Muito antes de o novo coronavírus existir, a Organização Mundial da Saúde (OMS) estimava que, até 2020, a depressão se tornaria a doença mais incapacitante do mundo. Se a situação já era preocupante, a ocorrência de uma pandemia — que dissemina medo, causa instabilidade e obriga as pessoas a experimentarem o isolamento de forma compulsória — aproximou o mundo de uma crise de saúde mental ainda mais caótica.


Especialistas são unânimes ao afirmar que o Brasil, assim como boa parte do mundo, não está preparado para lidar com os efeitos da pandemia no que se refere à saúde mental da população. O país sequer tem força de trabalho especializada para isso.

Nem mesmo o Distrito Federal, com o maior número de médicos por habitante no país, segundo pesquisa da Universidade de São Paulo e do Conselho Federal de Medicina, está livre de enfrentar a crise. De acordo com dados da Demografia Médica 2017, há apenas 348 psiquiatras para atender os mais de 3 milhões de habitantes do DF. A maior parte deles, no entanto, está disponível apenas para quem pode pagar.


Número de profissionais é insuficiente

O médico psiquiatra Eduardo Tancredi, membro da Aliança para Saúde Populacional (ASAP), explica que o Brasil está entre os três países da Organização para a Cooperação e Desenvolvimento Econômico (OCDE) com pior índice de médicos psiquiatras em relação à população. São cinco para cada 100 mil habitantes. Para efeito de comparação, na Suíça são 51 médicos para cada 100 mil.


A falta de profissionais afeta toda a estrutura de saúde, mas não é difícil imaginar que o sistema público é mais atingido.
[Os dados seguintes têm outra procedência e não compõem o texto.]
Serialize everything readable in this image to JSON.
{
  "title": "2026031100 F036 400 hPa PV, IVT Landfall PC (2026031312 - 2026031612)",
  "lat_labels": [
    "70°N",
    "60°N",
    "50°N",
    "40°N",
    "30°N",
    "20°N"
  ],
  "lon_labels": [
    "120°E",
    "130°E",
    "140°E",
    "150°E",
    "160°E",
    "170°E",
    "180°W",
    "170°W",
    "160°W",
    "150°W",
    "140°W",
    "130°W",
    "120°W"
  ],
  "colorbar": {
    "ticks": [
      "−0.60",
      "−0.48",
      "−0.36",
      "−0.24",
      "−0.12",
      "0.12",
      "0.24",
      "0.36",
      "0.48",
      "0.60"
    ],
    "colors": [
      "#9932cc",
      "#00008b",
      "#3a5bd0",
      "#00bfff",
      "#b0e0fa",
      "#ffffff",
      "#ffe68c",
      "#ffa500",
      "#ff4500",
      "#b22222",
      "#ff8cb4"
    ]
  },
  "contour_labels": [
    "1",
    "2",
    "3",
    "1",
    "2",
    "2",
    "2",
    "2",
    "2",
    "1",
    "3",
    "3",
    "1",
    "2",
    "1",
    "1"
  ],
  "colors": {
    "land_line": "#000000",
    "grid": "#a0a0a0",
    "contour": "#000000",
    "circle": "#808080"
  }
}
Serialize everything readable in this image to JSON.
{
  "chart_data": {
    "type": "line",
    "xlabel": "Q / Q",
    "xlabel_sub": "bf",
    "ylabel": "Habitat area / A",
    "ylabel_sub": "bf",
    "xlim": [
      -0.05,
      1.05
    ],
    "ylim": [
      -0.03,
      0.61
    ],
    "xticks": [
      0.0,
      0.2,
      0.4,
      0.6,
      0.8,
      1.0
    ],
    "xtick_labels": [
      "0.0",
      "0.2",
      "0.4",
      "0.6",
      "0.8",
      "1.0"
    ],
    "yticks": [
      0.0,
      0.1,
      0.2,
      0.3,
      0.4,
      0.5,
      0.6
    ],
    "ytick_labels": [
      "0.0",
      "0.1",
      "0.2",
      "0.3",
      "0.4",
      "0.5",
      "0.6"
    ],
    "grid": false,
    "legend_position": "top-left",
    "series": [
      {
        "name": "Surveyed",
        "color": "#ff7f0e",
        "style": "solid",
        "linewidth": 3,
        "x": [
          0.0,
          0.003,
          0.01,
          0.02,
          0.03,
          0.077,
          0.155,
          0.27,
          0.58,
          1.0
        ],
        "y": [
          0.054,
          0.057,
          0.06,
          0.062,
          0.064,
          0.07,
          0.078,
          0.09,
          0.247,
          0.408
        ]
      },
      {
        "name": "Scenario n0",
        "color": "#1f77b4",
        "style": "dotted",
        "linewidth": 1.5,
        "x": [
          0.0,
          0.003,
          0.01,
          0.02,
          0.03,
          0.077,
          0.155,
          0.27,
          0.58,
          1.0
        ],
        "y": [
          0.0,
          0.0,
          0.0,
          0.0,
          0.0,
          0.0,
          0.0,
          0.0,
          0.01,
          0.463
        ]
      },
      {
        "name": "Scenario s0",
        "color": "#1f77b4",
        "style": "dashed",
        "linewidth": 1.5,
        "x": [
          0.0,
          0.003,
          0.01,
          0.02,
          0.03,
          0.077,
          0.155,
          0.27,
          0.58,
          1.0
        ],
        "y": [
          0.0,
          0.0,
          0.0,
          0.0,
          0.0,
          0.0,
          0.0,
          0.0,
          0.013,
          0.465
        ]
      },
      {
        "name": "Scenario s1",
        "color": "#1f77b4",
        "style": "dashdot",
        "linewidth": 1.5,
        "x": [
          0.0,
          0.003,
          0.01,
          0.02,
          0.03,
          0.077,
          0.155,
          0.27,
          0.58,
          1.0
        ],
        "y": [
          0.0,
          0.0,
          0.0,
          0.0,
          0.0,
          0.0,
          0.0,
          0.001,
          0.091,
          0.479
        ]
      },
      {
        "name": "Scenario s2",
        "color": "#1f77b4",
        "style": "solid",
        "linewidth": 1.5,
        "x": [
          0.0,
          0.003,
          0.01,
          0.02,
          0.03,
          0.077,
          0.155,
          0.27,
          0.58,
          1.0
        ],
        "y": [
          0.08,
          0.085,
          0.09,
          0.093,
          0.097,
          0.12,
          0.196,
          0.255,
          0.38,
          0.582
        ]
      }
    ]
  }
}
“Os recursos de saúde mental no Sistema Único de Saúde (SUS) são voltados para as doenças mais graves, como a esquizofrenia. De fato, é um tratamento custoso, mas é uma patologia que afeta parte pequena da população. A depressão e a ansiedade podem parecer menos preocupantes, mas certamente são o nosso maior problema”, avalia Tancredi.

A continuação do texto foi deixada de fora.